Having your will drawn up professionally by a qualified solicitor is always a sensible precaution, especially in later life. In a recent case, the High Court ruled that a retired businessman lacked testamentary capacity when he made a will less than three and a half years before he died at the age of 87.
The man and his first wife were married for nearly 40 years and had four children. After her death he married again. In October 2015 he made a new will, revoking in most respects a will he had made in 2007. The new will made increased provision for his second wife’s family and reduced the amounts left to his children from his first marriage.
The will took two years to finalise and he had given varying instructions as to its contents. It was not drafted by a qualified solicitor and no steps were taken to ensure he had capacity. He was diagnosed with vascular dementia in 2016 and died in March 2019.

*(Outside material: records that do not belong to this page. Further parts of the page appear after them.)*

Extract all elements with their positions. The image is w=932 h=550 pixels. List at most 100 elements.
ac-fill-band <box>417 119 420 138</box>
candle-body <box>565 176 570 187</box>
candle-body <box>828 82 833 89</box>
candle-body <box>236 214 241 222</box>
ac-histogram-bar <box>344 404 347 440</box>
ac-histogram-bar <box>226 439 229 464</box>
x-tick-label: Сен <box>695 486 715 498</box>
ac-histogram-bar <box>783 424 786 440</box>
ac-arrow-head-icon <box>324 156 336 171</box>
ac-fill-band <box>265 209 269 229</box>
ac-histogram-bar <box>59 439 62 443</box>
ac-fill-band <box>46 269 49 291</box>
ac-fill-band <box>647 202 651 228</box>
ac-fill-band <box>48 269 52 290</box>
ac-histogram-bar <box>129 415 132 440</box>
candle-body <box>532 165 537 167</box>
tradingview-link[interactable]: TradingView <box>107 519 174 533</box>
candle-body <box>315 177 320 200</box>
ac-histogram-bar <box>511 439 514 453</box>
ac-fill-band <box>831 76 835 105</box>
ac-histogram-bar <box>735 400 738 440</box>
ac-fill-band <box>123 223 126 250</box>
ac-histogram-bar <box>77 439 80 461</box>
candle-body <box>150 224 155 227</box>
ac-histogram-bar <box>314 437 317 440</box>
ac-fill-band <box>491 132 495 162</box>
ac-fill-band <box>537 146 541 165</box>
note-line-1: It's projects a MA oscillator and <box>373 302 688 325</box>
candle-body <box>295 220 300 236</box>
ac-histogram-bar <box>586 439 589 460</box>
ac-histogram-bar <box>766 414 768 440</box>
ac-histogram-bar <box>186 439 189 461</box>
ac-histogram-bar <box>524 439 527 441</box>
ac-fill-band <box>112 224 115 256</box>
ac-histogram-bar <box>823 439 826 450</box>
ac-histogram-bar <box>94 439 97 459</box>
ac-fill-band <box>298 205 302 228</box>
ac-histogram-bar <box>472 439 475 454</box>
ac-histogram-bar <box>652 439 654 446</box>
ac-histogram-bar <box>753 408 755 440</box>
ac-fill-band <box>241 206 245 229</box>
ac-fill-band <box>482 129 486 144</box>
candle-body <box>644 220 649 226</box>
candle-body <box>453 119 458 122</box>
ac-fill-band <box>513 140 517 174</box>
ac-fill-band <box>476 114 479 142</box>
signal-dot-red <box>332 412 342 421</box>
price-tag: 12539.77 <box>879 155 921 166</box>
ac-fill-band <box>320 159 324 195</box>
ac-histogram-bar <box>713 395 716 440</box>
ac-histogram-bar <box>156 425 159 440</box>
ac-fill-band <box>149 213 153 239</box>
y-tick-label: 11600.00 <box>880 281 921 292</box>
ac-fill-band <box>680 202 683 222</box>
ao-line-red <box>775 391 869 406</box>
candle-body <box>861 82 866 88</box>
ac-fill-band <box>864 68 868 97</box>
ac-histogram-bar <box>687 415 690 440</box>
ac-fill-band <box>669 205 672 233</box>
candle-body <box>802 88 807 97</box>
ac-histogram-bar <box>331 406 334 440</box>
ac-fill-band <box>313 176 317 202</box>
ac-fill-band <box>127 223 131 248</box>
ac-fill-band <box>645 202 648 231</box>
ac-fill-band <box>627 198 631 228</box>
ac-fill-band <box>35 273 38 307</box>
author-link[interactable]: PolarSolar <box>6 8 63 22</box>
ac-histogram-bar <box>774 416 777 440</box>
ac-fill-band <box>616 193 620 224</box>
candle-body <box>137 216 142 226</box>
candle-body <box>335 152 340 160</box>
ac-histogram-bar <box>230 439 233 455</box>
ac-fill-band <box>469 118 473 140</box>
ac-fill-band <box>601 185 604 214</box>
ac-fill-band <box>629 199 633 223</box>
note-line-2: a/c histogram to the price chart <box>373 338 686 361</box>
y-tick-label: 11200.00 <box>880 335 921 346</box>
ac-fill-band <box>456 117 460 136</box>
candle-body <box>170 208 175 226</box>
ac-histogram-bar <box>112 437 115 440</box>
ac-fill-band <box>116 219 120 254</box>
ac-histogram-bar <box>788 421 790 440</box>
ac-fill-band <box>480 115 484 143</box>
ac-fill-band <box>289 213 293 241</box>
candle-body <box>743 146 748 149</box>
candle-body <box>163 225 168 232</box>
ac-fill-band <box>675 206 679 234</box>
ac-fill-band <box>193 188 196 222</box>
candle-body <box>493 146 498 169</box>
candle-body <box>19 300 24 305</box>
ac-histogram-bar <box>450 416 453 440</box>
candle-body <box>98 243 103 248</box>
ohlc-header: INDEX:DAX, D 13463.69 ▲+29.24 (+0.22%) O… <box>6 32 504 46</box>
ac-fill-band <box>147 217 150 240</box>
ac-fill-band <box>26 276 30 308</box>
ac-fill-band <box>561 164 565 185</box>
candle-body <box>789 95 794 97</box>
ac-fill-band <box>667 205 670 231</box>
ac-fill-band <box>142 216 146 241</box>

His children challenged the 2015 will on the grounds that he had lacked testamentary capacity and had not known and approved its contents. The Court heard evidence from a number of witnesses and from two consultant psychiatrists, who agreed that the man was suffering from dementia by the time the will was made. It also considered correspondence sent and received by the man.
The Court found that there was real doubt about whether the man had testamentary capacity when the will was executed. Although he was able to carry out tasks requiring varying degrees of executive function in the months before and after it was signed, it was a complex document and the Court was not satisfied that he had understood its nature and effect. Concluding that he did not have testamentary capacity, the Court pronounced against the 2015 will and upheld the 2007 will.